Tomatoes reached Australia with European settlement and have been a commercial crop since the late 1800s. Processing tomatoes (grown for canning and paste) established early in Victoria and NSW. Today, according to the ABS, Victoria accounts for around 59% of national production through processing tomatoes in the Goulburn Valley and Sunraysia alongside glasshouse fresh operations. SA contributes about 14%, Queensland 11.4% and NSW 10.4%. Queensland's share is almost entirely fresh-market. Health and Wellbeing Queensland notes that North Queensland grows almost 90% of the state's tomatoes during the winter harvest between May and November, with the Bowen and Gumlu region producing over 40,000 tonnes a year. WA and Tasmania make up the remaining 4.4% and 0.5% respectively.

Tomato production by state in Australia: VIC 59.2%, SA 14%, QLD 11.4%, NSW 10.4%.

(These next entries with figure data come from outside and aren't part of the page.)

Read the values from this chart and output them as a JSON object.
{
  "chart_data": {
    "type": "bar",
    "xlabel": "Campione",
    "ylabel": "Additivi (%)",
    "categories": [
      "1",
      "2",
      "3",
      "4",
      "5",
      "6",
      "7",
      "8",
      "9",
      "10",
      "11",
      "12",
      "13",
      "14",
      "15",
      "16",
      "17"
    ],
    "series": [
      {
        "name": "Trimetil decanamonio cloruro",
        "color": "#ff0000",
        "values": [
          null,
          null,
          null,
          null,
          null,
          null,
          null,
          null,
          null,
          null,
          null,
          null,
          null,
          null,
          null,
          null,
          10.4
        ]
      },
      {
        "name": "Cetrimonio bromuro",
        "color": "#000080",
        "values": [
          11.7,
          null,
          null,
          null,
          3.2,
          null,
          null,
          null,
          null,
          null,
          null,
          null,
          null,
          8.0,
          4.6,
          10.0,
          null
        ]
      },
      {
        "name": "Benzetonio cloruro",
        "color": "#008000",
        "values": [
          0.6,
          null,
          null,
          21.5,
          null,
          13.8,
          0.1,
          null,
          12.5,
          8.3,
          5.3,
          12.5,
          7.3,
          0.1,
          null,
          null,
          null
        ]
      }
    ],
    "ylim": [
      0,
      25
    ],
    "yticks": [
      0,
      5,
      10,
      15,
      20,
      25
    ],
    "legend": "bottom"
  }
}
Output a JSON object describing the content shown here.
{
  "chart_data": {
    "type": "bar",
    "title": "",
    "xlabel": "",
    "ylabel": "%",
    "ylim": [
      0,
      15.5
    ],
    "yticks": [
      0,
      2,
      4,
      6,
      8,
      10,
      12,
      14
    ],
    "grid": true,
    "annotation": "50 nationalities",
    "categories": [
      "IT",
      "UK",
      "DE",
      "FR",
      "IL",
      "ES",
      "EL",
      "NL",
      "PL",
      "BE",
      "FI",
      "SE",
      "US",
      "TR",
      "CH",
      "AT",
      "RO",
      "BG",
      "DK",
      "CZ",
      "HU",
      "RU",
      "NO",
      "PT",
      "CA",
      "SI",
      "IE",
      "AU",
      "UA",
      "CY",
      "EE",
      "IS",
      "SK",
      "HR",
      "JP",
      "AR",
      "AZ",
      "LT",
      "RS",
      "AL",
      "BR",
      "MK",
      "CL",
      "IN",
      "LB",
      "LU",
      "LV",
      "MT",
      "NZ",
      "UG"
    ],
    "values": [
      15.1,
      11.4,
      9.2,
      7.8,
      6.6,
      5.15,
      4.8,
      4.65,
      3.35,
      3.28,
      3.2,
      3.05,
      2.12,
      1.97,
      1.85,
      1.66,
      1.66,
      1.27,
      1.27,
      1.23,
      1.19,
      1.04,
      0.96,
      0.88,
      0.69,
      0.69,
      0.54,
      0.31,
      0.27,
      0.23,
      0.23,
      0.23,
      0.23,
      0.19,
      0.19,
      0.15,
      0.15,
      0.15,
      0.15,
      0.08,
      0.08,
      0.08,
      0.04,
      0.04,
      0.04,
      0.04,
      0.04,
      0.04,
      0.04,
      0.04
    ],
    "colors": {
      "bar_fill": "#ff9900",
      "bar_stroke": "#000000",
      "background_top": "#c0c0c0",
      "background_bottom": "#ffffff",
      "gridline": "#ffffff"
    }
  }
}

Tomato Production in Australia

According to the ABS, Australian tomato production reached 438,000 tonnes worth $599.9 million in 2023/24, a substantial recovery from 321,736 tonnes in 2022/23, and was tracking at around 433,000 tonnes valued at $639 million in 2024/25. Victoria dominates at roughly 59% of national output, driven by processing tomatoes in the Murray-Darling basin and significant glasshouse operations near Melbourne. The industry had a serious scare in late 2024 when tomato brown rugose virus was confirmed in Australia for the first time at a large glasshouse north of Adelaide. ABC News reported Perfection Fresh was forced to destroy over a million plants at its 43-hectare facility, with losses in the tens of millions. The virus had been spreading in Europe, the Middle East and North America for a decade. Eradication failed overseas, and the industry has shifted to management protocols.